MITM Proxy for Kestra

Configure outbound HTTP/S traffic through an MITM proxy in Kestra.

This guide walks through the steps to route and inspect Kestra’s outbound HTTP/S traffic using an MITM proxy.

Why use an MITM proxy

In secured or restricted environments it’s common to route outbound HTTP/S traffic through a Man-in-the-Middle (MITM) proxy for auditing, inspection, or policy enforcement. For this to work seamlessly, clients (Kestra) must:

  • Trust the proxy’s CA certificate.
  • Route outbound traffic through the proxy.
  • Configure the JVM and any auxiliary daemons (e.g., Docker daemon) to use the proxy and truststore.

Prerequisites

1. Create a Java truststore with the MITM CA certificate

Import the MITM CA certificate into a Java keystore so the JVM trusts intercepted TLS connections:

keytool -importcert -alias mitmproxy-ca -storepass changeit -keystore truststore.jks -trustcacerts -file mitmproxy-ca.crt -noprompt

2. (Kubernetes) Create a Secret containing the truststore

Create a Kubernetes secret from the truststore.jks:

kubectl create secret generic kestra-ssl --from-file=truststore.jks -n kestra

This secret will be mounted into Kestra pods.


Configuring Kestra to use the MITM proxy

You must update the Kestra configuration and ensure the truststore is available inside the container. Below are suggested changes for both Kubernetes (Helm) and Docker Compose deployments.

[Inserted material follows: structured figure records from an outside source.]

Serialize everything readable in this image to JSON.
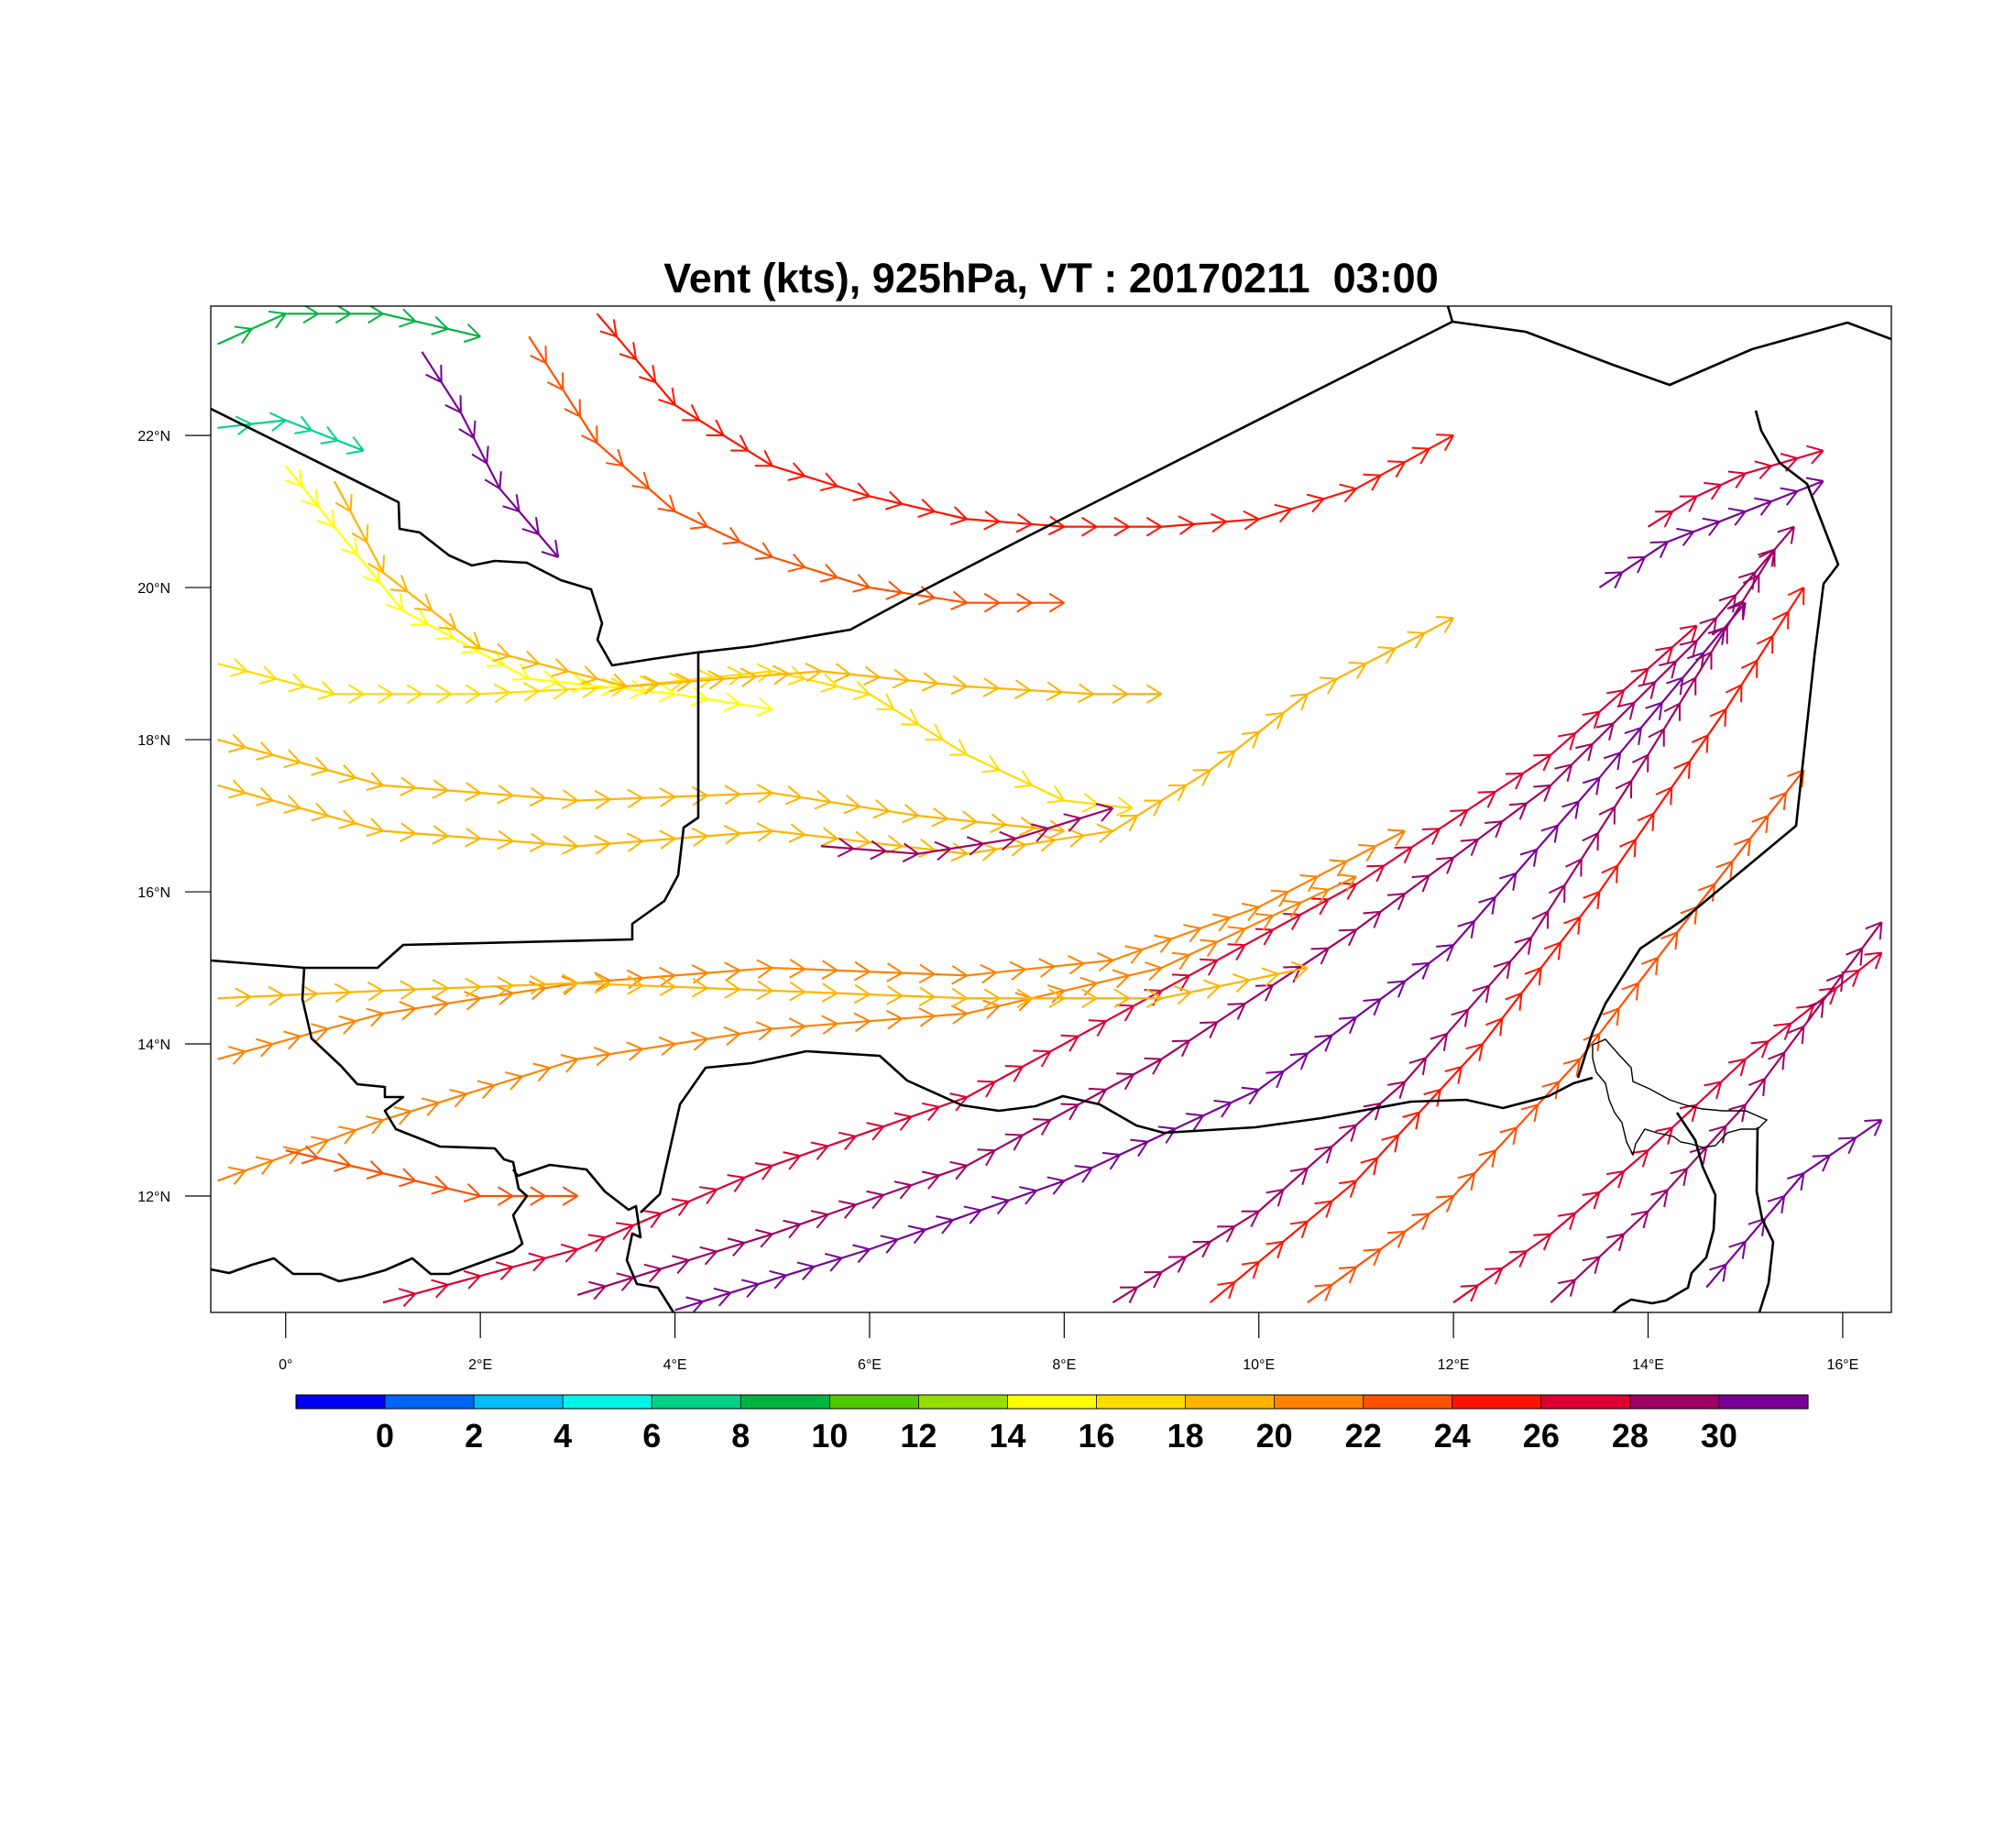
{
  "title": "Vent (kts), 925hPa, VT : 20170211  03:00",
  "map": {
    "lon_range": [
      -0.77,
      16.5
    ],
    "lat_range": [
      10.47,
      23.7
    ],
    "y_axis": {
      "ticks": [
        12,
        14,
        16,
        18,
        20,
        22
      ],
      "labels": [
        "12°N",
        "14°N",
        "16°N",
        "18°N",
        "20°N",
        "22°N"
      ]
    },
    "x_axis": {
      "ticks": [
        0,
        2,
        4,
        6,
        8,
        10,
        12,
        14,
        16
      ],
      "labels": [
        "0°",
        "2°E",
        "4°E",
        "6°E",
        "8°E",
        "10°E",
        "12°E",
        "14°E",
        "16°E"
      ]
    },
    "border_color": "#000000",
    "streamlines": [
      {
        "speed": 26,
        "points": [
          [
            1.0,
            10.6
          ],
          [
            3.0,
            11.3
          ],
          [
            5.0,
            12.4
          ],
          [
            7.0,
            13.3
          ],
          [
            9.0,
            14.7
          ],
          [
            11.0,
            16.1
          ],
          [
            13.0,
            17.8
          ],
          [
            14.5,
            19.5
          ]
        ]
      },
      {
        "speed": 29,
        "points": [
          [
            3.0,
            10.7
          ],
          [
            5.0,
            11.5
          ],
          [
            7.0,
            12.4
          ],
          [
            9.0,
            13.8
          ],
          [
            11.0,
            15.5
          ],
          [
            13.0,
            17.4
          ],
          [
            14.5,
            19.3
          ],
          [
            15.5,
            20.8
          ]
        ]
      },
      {
        "speed": 30,
        "points": [
          [
            4.0,
            10.5
          ],
          [
            6.0,
            11.3
          ],
          [
            8.0,
            12.2
          ],
          [
            10.0,
            13.4
          ],
          [
            12.0,
            15.3
          ],
          [
            13.5,
            17.5
          ],
          [
            15.0,
            19.8
          ]
        ]
      },
      {
        "speed": 29,
        "points": [
          [
            8.5,
            10.6
          ],
          [
            10.0,
            11.8
          ],
          [
            11.5,
            13.5
          ],
          [
            12.8,
            15.4
          ],
          [
            14.0,
            17.8
          ],
          [
            15.3,
            20.5
          ]
        ]
      },
      {
        "speed": 25,
        "points": [
          [
            9.5,
            10.6
          ],
          [
            11.0,
            12.2
          ],
          [
            12.3,
            14.0
          ],
          [
            13.5,
            16.0
          ],
          [
            14.8,
            18.4
          ],
          [
            15.6,
            20.0
          ]
        ]
      },
      {
        "speed": 23,
        "points": [
          [
            10.5,
            10.6
          ],
          [
            12.0,
            12.0
          ],
          [
            13.3,
            13.8
          ],
          [
            14.5,
            15.8
          ],
          [
            15.6,
            17.6
          ]
        ]
      },
      {
        "speed": 26,
        "points": [
          [
            12.0,
            10.6
          ],
          [
            13.0,
            11.5
          ],
          [
            14.0,
            12.6
          ],
          [
            15.0,
            13.8
          ],
          [
            16.4,
            15.2
          ]
        ]
      },
      {
        "speed": 28,
        "points": [
          [
            13.0,
            10.6
          ],
          [
            14.0,
            11.8
          ],
          [
            15.0,
            13.2
          ],
          [
            16.4,
            15.6
          ]
        ]
      },
      {
        "speed": 30,
        "points": [
          [
            14.6,
            10.8
          ],
          [
            15.6,
            12.3
          ],
          [
            16.4,
            13.0
          ]
        ]
      },
      {
        "speed": 20,
        "points": [
          [
            -0.7,
            13.8
          ],
          [
            1.0,
            14.4
          ],
          [
            3.0,
            14.8
          ],
          [
            5.0,
            15.0
          ],
          [
            7.0,
            14.9
          ],
          [
            8.5,
            15.1
          ],
          [
            10.0,
            15.8
          ],
          [
            11.5,
            16.8
          ]
        ]
      },
      {
        "speed": 21,
        "points": [
          [
            -0.7,
            12.2
          ],
          [
            1.0,
            13.0
          ],
          [
            3.0,
            13.8
          ],
          [
            5.0,
            14.2
          ],
          [
            7.0,
            14.4
          ],
          [
            9.0,
            15.0
          ],
          [
            11.0,
            16.2
          ]
        ]
      },
      {
        "speed": 18,
        "points": [
          [
            -0.7,
            14.6
          ],
          [
            1.0,
            14.7
          ],
          [
            3.0,
            14.8
          ],
          [
            5.0,
            14.7
          ],
          [
            7.0,
            14.6
          ],
          [
            9.0,
            14.6
          ],
          [
            10.5,
            15.0
          ]
        ]
      },
      {
        "speed": 18,
        "points": [
          [
            -0.7,
            17.4
          ],
          [
            1.0,
            16.8
          ],
          [
            3.0,
            16.6
          ],
          [
            5.0,
            16.8
          ],
          [
            7.0,
            16.5
          ],
          [
            8.5,
            16.8
          ],
          [
            9.5,
            17.6
          ],
          [
            10.5,
            18.6
          ],
          [
            12.0,
            19.6
          ]
        ]
      },
      {
        "speed": 19,
        "points": [
          [
            -0.7,
            18.0
          ],
          [
            1.0,
            17.4
          ],
          [
            3.0,
            17.2
          ],
          [
            5.0,
            17.3
          ],
          [
            6.5,
            17.0
          ],
          [
            8.0,
            16.8
          ]
        ]
      },
      {
        "speed": 17,
        "points": [
          [
            -0.7,
            19.0
          ],
          [
            0.5,
            18.6
          ],
          [
            2.0,
            18.6
          ],
          [
            3.5,
            18.7
          ],
          [
            5.0,
            18.9
          ],
          [
            6.0,
            18.6
          ],
          [
            7.0,
            17.8
          ],
          [
            8.0,
            17.2
          ],
          [
            8.7,
            17.1
          ]
        ]
      },
      {
        "speed": 15,
        "points": [
          [
            0.0,
            21.6
          ],
          [
            0.5,
            20.8
          ],
          [
            1.2,
            19.7
          ],
          [
            2.5,
            18.8
          ],
          [
            4.0,
            18.6
          ],
          [
            5.0,
            18.4
          ]
        ]
      },
      {
        "speed": 19,
        "points": [
          [
            0.5,
            21.4
          ],
          [
            1.0,
            20.2
          ],
          [
            2.0,
            19.2
          ],
          [
            3.5,
            18.7
          ],
          [
            5.5,
            18.9
          ],
          [
            7.0,
            18.7
          ],
          [
            8.3,
            18.6
          ],
          [
            9.0,
            18.6
          ]
        ]
      },
      {
        "speed": 30,
        "points": [
          [
            1.4,
            23.1
          ],
          [
            1.8,
            22.3
          ],
          [
            2.2,
            21.3
          ],
          [
            2.8,
            20.4
          ]
        ]
      },
      {
        "speed": 25,
        "points": [
          [
            3.2,
            23.6
          ],
          [
            4.0,
            22.4
          ],
          [
            5.0,
            21.6
          ],
          [
            6.0,
            21.2
          ],
          [
            7.0,
            20.9
          ],
          [
            8.0,
            20.8
          ],
          [
            9.0,
            20.8
          ],
          [
            10.0,
            20.9
          ],
          [
            11.0,
            21.3
          ],
          [
            12.0,
            22.0
          ]
        ]
      },
      {
        "speed": 23,
        "points": [
          [
            2.5,
            23.3
          ],
          [
            3.2,
            21.9
          ],
          [
            4.0,
            21.0
          ],
          [
            5.0,
            20.4
          ],
          [
            6.0,
            20.0
          ],
          [
            7.0,
            19.8
          ],
          [
            8.0,
            19.8
          ]
        ]
      },
      {
        "speed": 8,
        "points": [
          [
            -0.7,
            23.2
          ],
          [
            0.0,
            23.6
          ],
          [
            1.0,
            23.6
          ],
          [
            2.0,
            23.3
          ]
        ]
      },
      {
        "speed": 6,
        "points": [
          [
            -0.7,
            22.1
          ],
          [
            0.0,
            22.2
          ],
          [
            0.8,
            21.8
          ]
        ]
      },
      {
        "speed": 29,
        "points": [
          [
            5.5,
            16.6
          ],
          [
            6.5,
            16.5
          ],
          [
            7.5,
            16.7
          ],
          [
            8.5,
            17.1
          ]
        ]
      },
      {
        "speed": 22,
        "points": [
          [
            0.0,
            12.6
          ],
          [
            1.0,
            12.3
          ],
          [
            2.0,
            12.0
          ],
          [
            3.0,
            12.0
          ]
        ]
      },
      {
        "speed": 27,
        "points": [
          [
            14.0,
            20.8
          ],
          [
            14.5,
            21.2
          ],
          [
            15.0,
            21.5
          ],
          [
            15.8,
            21.8
          ]
        ]
      },
      {
        "speed": 30,
        "points": [
          [
            13.5,
            20.0
          ],
          [
            14.2,
            20.6
          ],
          [
            15.0,
            21.0
          ],
          [
            15.8,
            21.4
          ]
        ]
      }
    ]
  },
  "colorbar": {
    "colors": [
      "#0000f5",
      "#0064f5",
      "#00bef5",
      "#00f5e6",
      "#00d288",
      "#00b441",
      "#50c800",
      "#96de00",
      "#ffff00",
      "#ffdc00",
      "#ffb400",
      "#ff8200",
      "#ff5000",
      "#ff1400",
      "#dc0032",
      "#a00064",
      "#780096"
    ],
    "labels": [
      "0",
      "2",
      "4",
      "6",
      "8",
      "10",
      "12",
      "14",
      "16",
      "18",
      "20",
      "22",
      "24",
      "26",
      "28",
      "30"
    ]
  }
}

1. Micronaut / Kestra configuration

Add proxy settings and truststore configuration to your Kestra configuration (merged via Helm configurations.application or a config file):

# values.yaml (or application.yml configuration)
configuration:
micronaut:
http:
client:
proxy-address: "your.proxy.net:8000"
proxy-type: HTTP
server:
ssl:
clientAuthentication: want
trustStore:
path: "file:/app/ssl/truststore.jks"
password: "changeit"
type: "JKS"

2. Mount the truststore inside the container

Kubernetes (Helm values.yaml)

extraVolumeMounts:
- name: ssl-secret
mountPath: "/app/ssl"
readOnly: true
extraVolumes:
- name: ssl-secret
secret:
secretName: kestra-ssl

Docker Compose

services:
kestra:
volumes:
- kestra-data:/app/storage
- /var/run/docker.sock:/var/run/docker.sock
- tmp-kestra:/tmp/kestra-wd
- ./ssl:/app/ssl # ensure ./ssl/truststore.jks exists on host

3. JVM environment variables (JAVA_OPTS)

Kubernetes (values.yaml)

extraEnv:
- name: JAVA_OPTS
value: >-
-Djavax.net.ssl.trustStore=/app/ssl/truststore.jks
-Djavax.net.ssl.trustStorePassword=changeit
-Djavax.net.ssl.trustStoreType=JKS
-Dhttp.proxyHost=your.proxy.net
-Dhttp.proxyPort=8000
-Dhttps.proxyHost=your.proxy.net
-Dhttps.proxyPort=8000
-Dhttp.nonProxyHosts=localhost|127.0.0.1|kubernetes.default.svc|.svc|.cluster.local|your.nexus.domain.com|kestra-minio

Docker Compose

services:
kestra:
environment:
- JAVA_OPTS=-Djavax.net.ssl.trustStore=/app/ssl/truststore.jks -Djavax.net.ssl.trustStorePassword=changeit -Djavax.net.ssl.trustStoreType=JKS -Dhttp.proxyHost=your.proxy.net -Dhttp.proxyPort=8000 -Dhttps.proxyHost=your.proxy.net -Dhttps.proxyPort=8000 -Dhttp.nonProxyHosts=localhost|127.0.0.1|your.nexus.domain.com

Troubleshooting

  1. TLS handshake errors Verify truststore.jks contains the correct CA (keytool -list -keystore truststore.jks).

  2. Requests not reaching the proxy Confirm http.proxyHost / https.proxyHost and http.nonProxyHosts are correct.

  3. Docker image pull failures Add the MITM CA to Docker daemon certs (/etc/docker/certs.d/.../ca.crt).

  4. Debugging TLS Temporarily enable: -Djavax.net.debug=ssl,handshake.